The average college graduate, with all his advantages in some respects, is pathetically unfortunate in one particular. He is allowed to imagine - worse yet, he is confirmed in the wretched delusion - that the world is his oyster if he but elect to open it. To him the future is what Santa Claus is to the child, except that children are undeceived in good time. Even while the Santa Claus delusion lasts, they are on the one hand entertained by it and on the other unharmed. Not so with the college graduate. His Santa Claus delusion is not a source of innocent amusement ; it is the cause of years of unwholesome excitement and feverish hope. And no one undeceives him. Until disappointment has succeeded disappointment and deadening failure has at last crowned his middle life with thorns, he struggles blindly and painfully on, confident that the non-existent Santa Claus of his under- graduate days will yet fill his stockings. This is unfair to young men. Those who know the world owe it to them not to kindle false hopes. They owe it to them to tell the truth. No young man of good mettle would be discouraged by knowing the truth, and many might be saved by it from disaster.

When the graduate closes his college career, it is with the expectation, fostered by his elders throughout his youth, that although he may have a hard struggle in the world, he will surely conquer a place for himself if he has taken due advantage of what his college has offered him and shall lead an honorable and industrious life. He may see wrecks of past college commencements scattered all along the shores of business and professional life; but he has been told that these are attributable to individual defects, and with his narrow experience and implicit confidence in his seniors, he believes it. Student of economics though he may have been, the idea that economic conditions prevail which make what is called success impossible for the mass of men as ambitious and capable as himself never enters his mind. Yet the chances are very many to one that he will be sorely disappointed.

If disappointments of this kind were in the nature of things - if, for example, failure in life were like death in battle, an experience that must come inevitably to a certain proportion, and may as likely come to one as to another, regardless of personal merits or defects - it might be unwholesome pessimism to look forward to possible failure. The child-like optimism of most newfledged graduates would then be something to encourage. Better for each of them in that case that he take his own success for granted and be inspired by the thought, than that he risk losing heart in expectation of failure.

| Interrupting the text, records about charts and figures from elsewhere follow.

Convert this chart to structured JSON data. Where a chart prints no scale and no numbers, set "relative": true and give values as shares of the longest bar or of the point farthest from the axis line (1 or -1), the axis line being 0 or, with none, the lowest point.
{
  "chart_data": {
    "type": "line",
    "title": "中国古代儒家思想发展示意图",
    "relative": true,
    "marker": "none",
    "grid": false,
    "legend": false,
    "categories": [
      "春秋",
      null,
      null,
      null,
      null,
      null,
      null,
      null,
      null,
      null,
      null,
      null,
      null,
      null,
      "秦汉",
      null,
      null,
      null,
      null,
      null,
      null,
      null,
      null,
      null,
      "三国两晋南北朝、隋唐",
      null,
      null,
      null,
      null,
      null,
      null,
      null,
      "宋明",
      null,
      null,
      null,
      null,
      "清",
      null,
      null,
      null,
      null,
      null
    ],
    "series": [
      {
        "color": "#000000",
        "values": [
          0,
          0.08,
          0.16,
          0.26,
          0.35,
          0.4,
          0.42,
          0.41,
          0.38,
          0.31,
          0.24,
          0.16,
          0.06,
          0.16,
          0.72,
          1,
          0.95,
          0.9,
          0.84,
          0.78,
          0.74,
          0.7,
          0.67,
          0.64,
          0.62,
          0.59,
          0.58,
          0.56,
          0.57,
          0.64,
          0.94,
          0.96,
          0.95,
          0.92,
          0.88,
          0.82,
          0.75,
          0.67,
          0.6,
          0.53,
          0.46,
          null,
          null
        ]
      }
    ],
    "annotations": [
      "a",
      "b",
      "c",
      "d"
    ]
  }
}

But these disappointments are not in the nature of things. They are abnormal. Due to social conditions which are traceable to man-made customs and laws at variance with the laws of nature, they may be and ought to be avoided. For that reason, the sooner college graduates learn to forecast the sickening failures that lie in the path of most of their number, the better for them and for all the rest of the world. While they are yet in their strength, they should be stimulated to turn their attention to the causes of almost universal failure in a world in which there ought to be almost universal success.